“O que hoje é verdade, amanhã é mentira” disse Pimenta Machado no final dos anos 1980 e logo a frase entrou para o mundo do futebol e para o imaginário português. A expressão era relativa a um potencial despedimento no Vitória SC, mas pegou porque espelha bem o vórtex temporal que existe no futebol.
Vivemos em círculos — muitas vezes meramente mediáticos —, mas não há volta a dar, o mundo da bola tem o seu próprio tempo. Sentimos cada jogo durante os 90 minutos — mais descontos e tempos mortos —, mas também os dias anteriores à partida e as longas horas depois do apito final. Sofremos com a dissonância entre o que sentimos e pensamos ser a solução perfeita e a proposta de quem realmente escolhe aquele 11 que nos irá representar. Mais do que isso, seja nas redes sociais ou OCS, validamos as opiniões com que concordamos e desprezamos os trastes que não veem o jogo como nós. A bolha até pode parecer pequena, mas é um doce irresistível neste mundo diabético.
“Todos têm direito à sua opinião” é a grande certeza dos nossos tempos, mas poucos são os que gostam de ouvir diferente. Por exemplo, não é difícil imaginar quais serão as reações e respostas se eu escrever que metade dos adeptos do Benfica não percebe nada de futebol e muito menos de gestão. Apesar de ser contra tudo e contra todos, acredito seriamente nesta última ideia, só me falta mesmo transformá-la num facto.
O futebol pode não ser uma ciência exata mas, claramente, não é um jogo aleatório. Por isso, é meio de loucos — olha o eufemismo fofinho — fazer sempre a mesma coisa e esperar resultados diferentes. Isso é válido para quem lava roupa a temperatura demasiado alta — ou dinheiro em clubes diferentes —, compra polpa de tomate de marca branca pensando que é igual a Guloso ou renova com um treinador sem motivos para isso. Infelizmente num clube não dá para dar ghosting ao treinador que está a fazer quiet quitting. Presidente, se me estás a ler, isto são palavras inglesas para coisas muito chatas. Quase tão chatas como escolher um bom CFO, um diretor desportivo competente ou manter um plantel competitivo.
Ter crescido nos anos 1980 e 1990 permitiu-me conhecer vários icónicos dirigentes de futebol, muitos deles autores das frases mais memoráveis do mundo da bola.
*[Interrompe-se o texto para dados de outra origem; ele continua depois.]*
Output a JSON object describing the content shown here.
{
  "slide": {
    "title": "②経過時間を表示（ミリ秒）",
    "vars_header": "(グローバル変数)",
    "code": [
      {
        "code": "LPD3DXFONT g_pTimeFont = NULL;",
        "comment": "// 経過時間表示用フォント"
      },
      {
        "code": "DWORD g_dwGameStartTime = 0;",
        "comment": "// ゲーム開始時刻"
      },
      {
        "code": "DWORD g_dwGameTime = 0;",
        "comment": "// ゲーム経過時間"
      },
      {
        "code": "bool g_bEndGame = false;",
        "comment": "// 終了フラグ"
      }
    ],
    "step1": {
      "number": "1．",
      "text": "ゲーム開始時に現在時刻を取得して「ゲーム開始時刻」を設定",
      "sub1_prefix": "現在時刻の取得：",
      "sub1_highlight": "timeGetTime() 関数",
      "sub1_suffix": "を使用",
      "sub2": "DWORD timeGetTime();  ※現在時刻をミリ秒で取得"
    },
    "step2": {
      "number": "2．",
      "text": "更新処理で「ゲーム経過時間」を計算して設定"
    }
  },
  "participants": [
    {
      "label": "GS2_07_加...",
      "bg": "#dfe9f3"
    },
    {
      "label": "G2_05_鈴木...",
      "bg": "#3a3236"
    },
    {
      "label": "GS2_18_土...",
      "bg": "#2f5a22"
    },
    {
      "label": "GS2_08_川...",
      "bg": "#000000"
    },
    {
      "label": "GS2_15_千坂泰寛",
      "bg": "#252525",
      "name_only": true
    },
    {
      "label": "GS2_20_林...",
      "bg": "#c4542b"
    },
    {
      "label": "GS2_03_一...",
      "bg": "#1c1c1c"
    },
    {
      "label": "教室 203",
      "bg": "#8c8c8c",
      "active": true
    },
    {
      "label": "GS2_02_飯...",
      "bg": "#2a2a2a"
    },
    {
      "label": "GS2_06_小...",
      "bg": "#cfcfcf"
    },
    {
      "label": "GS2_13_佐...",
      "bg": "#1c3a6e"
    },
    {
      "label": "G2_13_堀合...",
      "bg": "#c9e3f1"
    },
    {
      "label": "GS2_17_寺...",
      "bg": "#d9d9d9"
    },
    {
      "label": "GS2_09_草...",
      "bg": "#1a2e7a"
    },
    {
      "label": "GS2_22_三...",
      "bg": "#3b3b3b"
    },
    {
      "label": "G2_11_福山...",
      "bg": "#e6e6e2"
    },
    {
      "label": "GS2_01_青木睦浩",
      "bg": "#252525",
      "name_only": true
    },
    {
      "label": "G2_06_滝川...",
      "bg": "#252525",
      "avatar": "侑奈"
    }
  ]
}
Da fina ironia à sagacidade implacável, da agressividade com as palavras à capacidade ímpar de atirar garrafas contra uma janela fechada, os presidentes foram muitos e fizeram história. Só que (in)felizmente, os tempos mudaram e dizer algumas frases fortes já não chega para gerir um clube. E quanto mais rápido percebermos que precisamos de outros dirigentes — tecnicamente preparados para este admirável mundo novo — mais fácil será voltarmos ao lugar que é o nosso, o de campeões.
Contudo, não se pense que vale tudo para ganhar. Também é por aí que os tempos estão diferentes. Hoje, temos compliance nas grandes empresas, mas nem isso devia ser necessário. O meu clube, o Sport Lisboa e Benfica, é de 1904 e os seus valores são a base que nos permitiu manter unidos nos piores momentos. E não há gammer ou bot que me prove o contrário. Ao longo da história passamos por várias crises e todas pareceram mais graves e intensas do que as anteriores e esta não será diferente. Canta-se nas bancadas que mudam os presidentes, os treinadores, os jogadores e nós continuamos cá. Esse “nós” é importante, é mesmo o mais importante, mas também exige muito de cada um de nós porque “de muitos, um”.
A conversa já vai longa e os tempos estão mais para short stories do que para novelas queirosianas, por isso, vamos atalhar caminho: qual o resumo Europa-América? Os tempos mudaram e passam rápido para quem anda e pensa devagar. Presidente, se me estás a ler, o mundo mudou. Já não basta amar o clube, ter emoções à flor da pele, e uma história bonita para contar. Eu não quero estar numa relação tóxica com o Benfica. Eu quero o melhor para o meu clube e, hoje, precisamos de competência e de exigência em todos os cargos. O Sport Lisboa e Benfica só voltará ao seu lugar se tivermos os melhores — quer seja no gabinete, no relvado, no banco, até nas bancadas. É hora de (começar a) fazer Benfica.